If public transport is a more practical option for you, get off a few stops prior to your destination. You can shake off the stress and stiffness from just 15 minutes of speed walking.
Work your mind
Whether you are an Olympian reader who wants to get back on track or just someone wanting to give reading a chance, here’s the time for it. If not from a book, one could always read out of phones, tablets and kindles. Not only does reading transport you – the next best thing to actual teleportation – it has a way of changing your perception of time, making it enjoyable even. You might just wish for longer hours on the road. You could also, at the very least, catch up on local and global news.
If reading while moving doesn’t work for you, you have abundant audio books or podcasts at your disposal. One can also use commute time to enrol in online courses and watch educational videos. Another great way to indulge that mind is to learn a new language. Science has shown that multilingual people have better attention and steady concentration. There’s a lot you can do with that time if you’re willing to learn.
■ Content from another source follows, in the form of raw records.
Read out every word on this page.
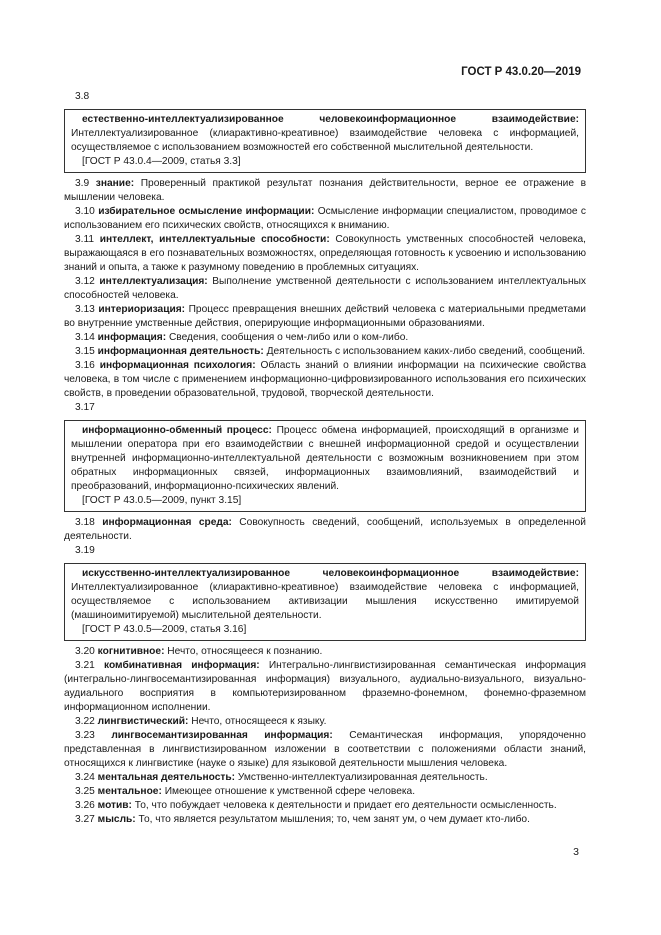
ГОСТ Р 43.0.20—2019

3.8

естественно-интеллектуализированное человекоинформационное взаимодействие: Интеллектуализированное (клиарактивно-креативное) взаимодействие человека с информацией, осуществляемое с использованием возможностей его собственной мыслительной деятельности.

[ГОСТ Р 43.0.4—2009, статья 3.3]

3.9 знание: Проверенный практикой результат познания действительности, верное ее отражение в мышлении человека.

3.10 избирательное осмысление информации: Осмысление информации специалистом, проводимое с использованием его психических свойств, относящихся к вниманию.

3.11 интеллект, интеллектуальные способности: Совокупность умственных способностей человека, выражающаяся в его познавательных возможностях, определяющая готовность к усвоению и использованию знаний и опыта, а также к разумному поведению в проблемных ситуациях.

3.12 интеллектуализация: Выполнение умственной деятельности с использованием интеллектуальных способностей человека.

3.13 интериоризация: Процесс превращения внешних действий человека с материальными предметами во внутренние умственные действия, оперирующие информационными образованиями.

3.14 информация: Сведения, сообщения о чем-либо или о ком-либо.

3.15 информационная деятельность: Деятельность с использованием каких-либо сведений, сообщений.

3.16 информационная психология: Область знаний о влиянии информации на психические свойства человека, в том числе с применением информационно-цифровизированного использования его психических свойств, в проведении образовательной, трудовой, творческой деятельности.

3.17

информационно-обменный процесс: Процесс обмена информацией, происходящий в организме и мышлении оператора при его взаимодействии с внешней информационной средой и осуществлении внутренней информационно-интеллектуальной деятельности с возможным возникновением при этом обратных информационных связей, информационных взаимовлияний, взаимодействий и преобразований, информационно-психических явлений.

[ГОСТ Р 43.0.5—2009, пункт 3.15]

3.18 информационная среда: Совокупность сведений, сообщений, используемых в определенной деятельности.

3.19

искусственно-интеллектуализированное человекоинформационное взаимодействие: Интеллектуализированное (клиарактивно-креативное) взаимодействие человека с информацией, осуществляемое с использованием активизации мышления искусственно имитируемой (машиноимитируемой) мыслительной деятельности.

[ГОСТ Р 43.0.5—2009, статья 3.16]

3.20 когнитивное: Нечто, относящееся к познанию.

3.21 комбинативная информация: Интегрально-лингвистизированная семантическая информация (интегрально-лингвосемантизированная информация) визуального, аудиально-визуального, визуально-аудиального восприятия в компьютеризированном фраземно-фонемном, фонемно-фраземном информационном исполнении.

3.22 лингвистический: Нечто, относящееся к языку.

3.23 лингвосемантизированная информация: Семантическая информация, упорядоченно представленная в лингвистизированном изложении в соответствии с положениями области знаний, относящихся к лингвистике (науке о языке) для языковой деятельности мышления человека.

3.24 ментальная деятельность: Умственно-интеллектуализированная деятельность.

3.25 ментальное: Имеющее отношение к умственной сфере человека.

3.26 мотив: То, что побуждает человека к деятельности и придает его деятельности осмысленность.

3.27 мысль: То, что является результатом мышления; то, чем занят ум, о чем думает кто-либо.

3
Improve your relationships
We have all put off calling that old friend or a distant relative under the pretext of lack of time. Commute gives you more time than you asked for. So why not use it to get back in touch with people that matter? You could also call a not-so-old friend or a not-so-distant relative, someone whom you talk to regularly. This way you won’t need to make time for personal relationships and will be able to give them all the attention they deserve.
Getting to know yourself, your deeds and your intentions is the surest way of staying mentally healthy. Busy lifestyles that leave no room for this make it all more important to introspect. Commute gives you a few hours of undisturbed introspection time where you could delve into your thoughts. Although we do this naturally when we daydream, doing so consciously will fetch you better results.
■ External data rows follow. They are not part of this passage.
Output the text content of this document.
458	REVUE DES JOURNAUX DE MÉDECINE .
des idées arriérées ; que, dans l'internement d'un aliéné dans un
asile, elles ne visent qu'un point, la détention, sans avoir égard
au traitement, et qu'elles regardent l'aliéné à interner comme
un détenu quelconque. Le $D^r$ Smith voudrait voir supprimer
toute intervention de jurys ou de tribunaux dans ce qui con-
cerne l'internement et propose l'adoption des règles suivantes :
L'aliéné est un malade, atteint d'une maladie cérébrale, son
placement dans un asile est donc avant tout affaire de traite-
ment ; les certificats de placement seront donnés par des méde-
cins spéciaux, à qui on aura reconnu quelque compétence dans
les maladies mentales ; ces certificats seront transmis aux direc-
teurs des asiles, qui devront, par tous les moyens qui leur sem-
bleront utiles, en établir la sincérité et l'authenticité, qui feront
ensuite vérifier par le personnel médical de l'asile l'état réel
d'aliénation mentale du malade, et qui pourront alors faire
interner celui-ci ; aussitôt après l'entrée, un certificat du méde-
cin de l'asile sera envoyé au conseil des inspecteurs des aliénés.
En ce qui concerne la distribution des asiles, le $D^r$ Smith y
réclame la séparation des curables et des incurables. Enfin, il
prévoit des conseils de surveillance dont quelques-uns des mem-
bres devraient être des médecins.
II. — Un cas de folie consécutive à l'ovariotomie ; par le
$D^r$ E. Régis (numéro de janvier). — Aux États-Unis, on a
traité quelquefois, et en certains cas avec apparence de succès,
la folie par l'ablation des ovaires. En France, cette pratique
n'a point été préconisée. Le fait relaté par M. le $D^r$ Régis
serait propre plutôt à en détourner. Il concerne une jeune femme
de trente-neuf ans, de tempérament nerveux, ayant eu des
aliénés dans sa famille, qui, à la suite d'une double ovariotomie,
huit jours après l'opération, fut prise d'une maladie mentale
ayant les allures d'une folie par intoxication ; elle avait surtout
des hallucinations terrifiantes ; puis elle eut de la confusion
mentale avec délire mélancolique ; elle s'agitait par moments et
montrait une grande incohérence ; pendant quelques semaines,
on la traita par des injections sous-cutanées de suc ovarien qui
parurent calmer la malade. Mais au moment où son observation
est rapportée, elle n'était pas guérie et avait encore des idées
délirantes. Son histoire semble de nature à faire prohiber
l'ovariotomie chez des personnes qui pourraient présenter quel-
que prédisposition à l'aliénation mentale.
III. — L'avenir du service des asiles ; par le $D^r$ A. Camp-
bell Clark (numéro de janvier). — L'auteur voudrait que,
Recent research has shown that when we let our minds wander we activate a neural pathway called the Default Mode Network (DMN). This network uses our experiential memories to form a self-image which we then connect to our past and future. In other words, we are constantly using this network to make sense of our lives – past, present and future. Tap into this system and know yourself better. Use commute time to jot down some turbulent thoughts.
Back to the future
You could simply plan for the day or the evening ahead when you’re on the road. This involves setting small goals for either work or chores at home.You could also use the time to visualise and thereby prepare for difficult conversations or presentations. Planning for the future could also be as elaborate as planning vacations or your life goals. This gives you a sense of control where a tiring commute would leave you with a sense of helplessness.
Be an observer
If you’re a writer or an artist, there’s no better time and place to find your inspiration. If there’s an advantage to slow moving commute, it is this – it slows the world down for you to observe.Sharpen your eyes and perk your ears up (eavesdropping is forgiven) because you will find fascinating personalities and stimulating situations that will be too good to forego.You could also step outside the role of an observer and actually interact with someone.
There’s always a lot that one can do if they stop trying to find time and make it instead.